Gestion de crise et orientations futures : la DGFiP doit tirer les bons enseignements !

Publié le 08/07/2021

Si une situation de crise permet d’identifier certains processus incontournables et les faiblesses d’une organisation, elle ne doit pas être la référence pour définir l’activité en temps ordinaire. Aussi, avant d’engager des évolutions structurelles irréversibles, l’alliance CFDT-CFTC Finances publiques a demandé lors du comité technique de réseau du 6 juillet 2021 un peu de mesure quant aux conclusions à tirer de cette période de crise.

Monsieur le Président,

Il y a un peu plus d’un an, le 18 juin 2020, se tenait un CTR qui traitait pour la première fois d’un bilan retour d’expérience sur la crise sanitaire. Beaucoup s’imaginaient alors être sortis d’affaire.
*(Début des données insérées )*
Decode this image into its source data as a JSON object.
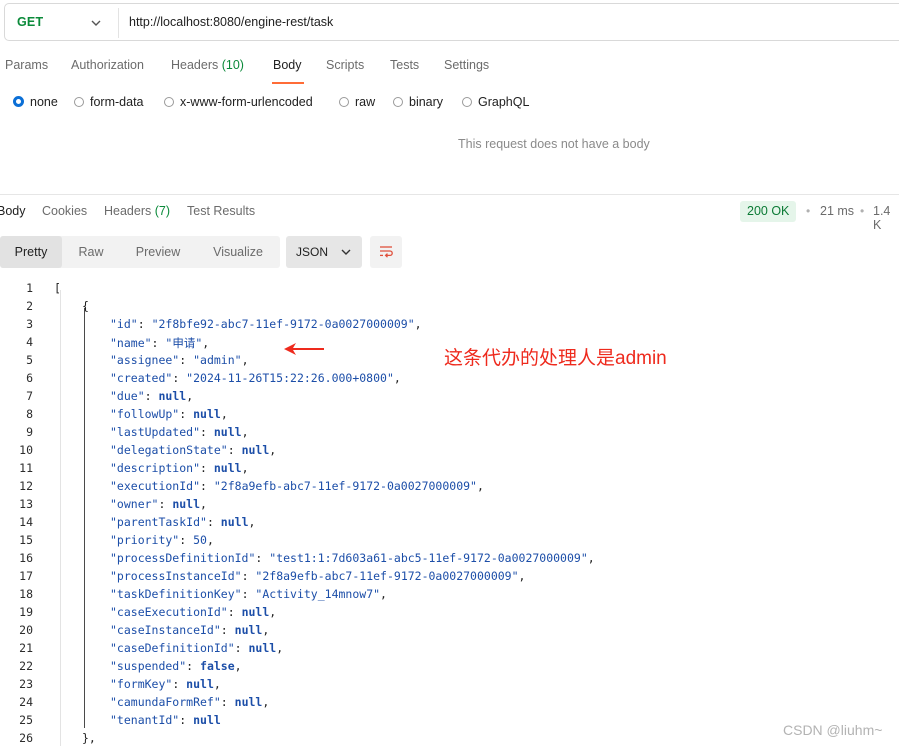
{
  "request": {
    "method": "GET",
    "url": "http://localhost:8080/engine-rest/task"
  },
  "request_tabs": [
    {
      "label": "Params",
      "count": ""
    },
    {
      "label": "Authorization",
      "count": ""
    },
    {
      "label": "Headers",
      "count": "(10)"
    },
    {
      "label": "Body",
      "count": ""
    },
    {
      "label": "Scripts",
      "count": ""
    },
    {
      "label": "Tests",
      "count": ""
    },
    {
      "label": "Settings",
      "count": ""
    }
  ],
  "body_types": [
    "none",
    "form-data",
    "x-www-form-urlencoded",
    "raw",
    "binary",
    "GraphQL"
  ],
  "empty_body_message": "This request does not have a body",
  "response_tabs": [
    {
      "label": "Body",
      "count": ""
    },
    {
      "label": "Cookies",
      "count": ""
    },
    {
      "label": "Headers",
      "count": "(7)"
    },
    {
      "label": "Test Results",
      "count": ""
    }
  ],
  "response_meta": {
    "status": "200 OK",
    "time": "21 ms",
    "size": "1.4 K"
  },
  "view_tabs": [
    "Pretty",
    "Raw",
    "Preview",
    "Visualize"
  ],
  "format": "JSON",
  "code_lines": [
    {
      "n": "1",
      "indent": 0,
      "key": "",
      "value": "[",
      "vtype": "p"
    },
    {
      "n": "2",
      "indent": 1,
      "key": "",
      "value": "{",
      "vtype": "p"
    },
    {
      "n": "3",
      "indent": 2,
      "key": "\"id\"",
      "value": "\"2f8bfe92-abc7-11ef-9172-0a0027000009\"",
      "vtype": "s",
      "comma": true
    },
    {
      "n": "4",
      "indent": 2,
      "key": "\"name\"",
      "value": "\"申请\"",
      "vtype": "s",
      "comma": true
    },
    {
      "n": "5",
      "indent": 2,
      "key": "\"assignee\"",
      "value": "\"admin\"",
      "vtype": "s",
      "comma": true
    },
    {
      "n": "6",
      "indent": 2,
      "key": "\"created\"",
      "value": "\"2024-11-26T15:22:26.000+0800\"",
      "vtype": "s",
      "comma": true
    },
    {
      "n": "7",
      "indent": 2,
      "key": "\"due\"",
      "value": "null",
      "vtype": "kw",
      "comma": true
    },
    {
      "n": "8",
      "indent": 2,
      "key": "\"followUp\"",
      "value": "null",
      "vtype": "kw",
      "comma": true
    },
    {
      "n": "9",
      "indent": 2,
      "key": "\"lastUpdated\"",
      "value": "null",
      "vtype": "kw",
      "comma": true
    },
    {
      "n": "10",
      "indent": 2,
      "key": "\"delegationState\"",
      "value": "null",
      "vtype": "kw",
      "comma": true
    },
    {
      "n": "11",
      "indent": 2,
      "key": "\"description\"",
      "value": "null",
      "vtype": "kw",
      "comma": true
    },
    {
      "n": "12",
      "indent": 2,
      "key": "\"executionId\"",
      "value": "\"2f8a9efb-abc7-11ef-9172-0a0027000009\"",
      "vtype": "s",
      "comma": true
    },
    {
      "n": "13",
      "indent": 2,
      "key": "\"owner\"",
      "value": "null",
      "vtype": "kw",
      "comma": true
    },
    {
      "n": "14",
      "indent": 2,
      "key": "\"parentTaskId\"",
      "value": "null",
      "vtype": "kw",
      "comma": true
    },
    {
      "n": "15",
      "indent": 2,
      "key": "\"priority\"",
      "value": "50",
      "vtype": "n",
      "comma": true
    },
    {
      "n": "16",
      "indent": 2,
      "key": "\"processDefinitionId\"",
      "value": "\"test1:1:7d603a61-abc5-11ef-9172-0a0027000009\"",
      "vtype": "s",
      "comma": true
    },
    {
      "n": "17",
      "indent": 2,
      "key": "\"processInstanceId\"",
      "value": "\"2f8a9efb-abc7-11ef-9172-0a0027000009\"",
      "vtype": "s",
      "comma": true
    },
    {
      "n": "18",
      "indent": 2,
      "key": "\"taskDefinitionKey\"",
      "value": "\"Activity_14mnow7\"",
      "vtype": "s",
      "comma": true
    },
    {
      "n": "19",
      "indent": 2,
      "key": "\"caseExecutionId\"",
      "value": "null",
      "vtype": "kw",
      "comma": true
    },
    {
      "n": "20",
      "indent": 2,
      "key": "\"caseInstanceId\"",
      "value": "null",
      "vtype": "kw",
      "comma": true
    },
    {
      "n": "21",
      "indent": 2,
      "key": "\"caseDefinitionId\"",
      "value": "null",
      "vtype": "kw",
      "comma": true
    },
    {
      "n": "22",
      "indent": 2,
      "key": "\"suspended\"",
      "value": "false",
      "vtype": "kw",
      "comma": true
    },
    {
      "n": "23",
      "indent": 2,
      "key": "\"formKey\"",
      "value": "null",
      "vtype": "kw",
      "comma": true
    },
    {
      "n": "24",
      "indent": 2,
      "key": "\"camundaFormRef\"",
      "value": "null",
      "vtype": "kw",
      "comma": true
    },
    {
      "n": "25",
      "indent": 2,
      "key": "\"tenantId\"",
      "value": "null",
      "vtype": "kw",
      "comma": false
    },
    {
      "n": "26",
      "indent": 1,
      "key": "",
      "value": "},",
      "vtype": "p"
    }
  ],
  "annotation": "这条代办的处理人是admin",
  "watermark": "CSDN @liuhm~"
}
L’automne qui a suivi nous a rappelé que le virus Covid 19 avait la peau dure, et qu’il fallait savoir faire preuve de réalisme et d’anticipation, tant que la population ne serait pas vaccinée à un niveau élevé. Notre déclaration liminaire du CTR du 18 juin n’a pas eu besoin d’un grand toilettage tant ce que nous avions dit garde toute sa pertinence.

Nous sommes toujours dans ce monde incertain, avec un Président qui voudrait bien avoir gagné la guerre qu’il avait déclarée en mars 2020 à cet ennemi invisible. Si ce n’est que maintenant, la présence d’un nouveau variant dénommé Delta rebat les cartes. Tout comme l’an dernier, nous assistons à un nouveau pari du Président qui préfère ouvrir les vannes sans attendre, au risque de voir poindre plus tôt que prévu une quatrième vague aux conséquences incertaines. Un rapport récent laisserait penser que les effets pourraient être similaires à ceux de l’automne dernier si la population n’atteint pas le niveau suffisant de vaccination d’ici là.
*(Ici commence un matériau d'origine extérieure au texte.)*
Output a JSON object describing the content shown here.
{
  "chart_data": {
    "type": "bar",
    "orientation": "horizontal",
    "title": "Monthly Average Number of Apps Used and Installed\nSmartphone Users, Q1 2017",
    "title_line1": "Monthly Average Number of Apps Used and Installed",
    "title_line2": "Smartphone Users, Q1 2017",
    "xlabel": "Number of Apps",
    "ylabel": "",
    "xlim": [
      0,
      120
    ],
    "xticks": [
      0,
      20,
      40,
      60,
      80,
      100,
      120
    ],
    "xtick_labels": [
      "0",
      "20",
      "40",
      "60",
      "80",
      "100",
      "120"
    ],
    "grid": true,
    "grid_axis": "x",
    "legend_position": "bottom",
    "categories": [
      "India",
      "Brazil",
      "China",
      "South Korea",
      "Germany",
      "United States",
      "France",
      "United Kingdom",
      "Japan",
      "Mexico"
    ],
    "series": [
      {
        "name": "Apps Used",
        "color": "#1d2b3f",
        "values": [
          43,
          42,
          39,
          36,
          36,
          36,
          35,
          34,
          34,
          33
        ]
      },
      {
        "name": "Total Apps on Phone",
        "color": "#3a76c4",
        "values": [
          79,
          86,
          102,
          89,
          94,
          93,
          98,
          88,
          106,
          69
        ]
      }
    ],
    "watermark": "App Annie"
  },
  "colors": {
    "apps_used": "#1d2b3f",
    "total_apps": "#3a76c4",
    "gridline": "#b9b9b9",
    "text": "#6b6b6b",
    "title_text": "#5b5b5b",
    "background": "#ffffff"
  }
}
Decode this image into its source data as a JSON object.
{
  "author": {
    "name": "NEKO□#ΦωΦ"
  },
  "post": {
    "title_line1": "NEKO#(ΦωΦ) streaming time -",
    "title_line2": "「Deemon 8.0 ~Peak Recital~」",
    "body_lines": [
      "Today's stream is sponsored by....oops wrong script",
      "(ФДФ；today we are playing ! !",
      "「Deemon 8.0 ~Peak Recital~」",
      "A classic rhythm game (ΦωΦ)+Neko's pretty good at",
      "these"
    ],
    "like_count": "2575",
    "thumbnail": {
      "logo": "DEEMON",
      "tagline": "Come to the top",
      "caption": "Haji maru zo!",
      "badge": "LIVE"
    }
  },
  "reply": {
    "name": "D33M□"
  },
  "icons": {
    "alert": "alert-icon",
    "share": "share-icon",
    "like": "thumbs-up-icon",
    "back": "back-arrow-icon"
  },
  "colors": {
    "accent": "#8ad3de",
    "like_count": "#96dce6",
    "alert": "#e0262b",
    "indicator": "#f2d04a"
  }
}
L’alliance CFDT-CFTC Finances publiques ne peut donc qu’appeler à la plus grande prudence et la plus grande humilité quant aux évolutions à venir concernant la pandémie.

L’année dernière, nous voulions que soient tirées toutes les leçons de ce que nous avions vécu à la DGFiP durant le 1er confinement. Les deuxième et troisième périodes de confinement sont arrivées sans que vous n’ayez pu ou voulu tirer les enseignements de la première phase de la crise sanitaire. Désormais, il est urgent de faire un bilan exhaustif de la gestion de la crise notamment durant les périodes de confinement et dans l’hypothèse d’un nouveau rebond à l’automne.

Le bilan présenté aujourd’hui, tant sur la forme que sur le fond, nous conforte dans nos craintes car sa lecture nous fait davantage penser à un outil de communication, faisant l’impasse sur les difficultés rencontrées dans la gestion de crise durant cette période. En effet, l’intérêt de faire un bilan est aussi d’analyser toutes les difficultés rencontrées afin d’éviter qu’elles se renouvellent. Or, aucun retour d’expérience n’est fourni quant à l’impact de la crise sur l’exercice des missions et le fonctionnement de chaque type de service. C’était pourtant une de nos principales attentes dès juin 2020.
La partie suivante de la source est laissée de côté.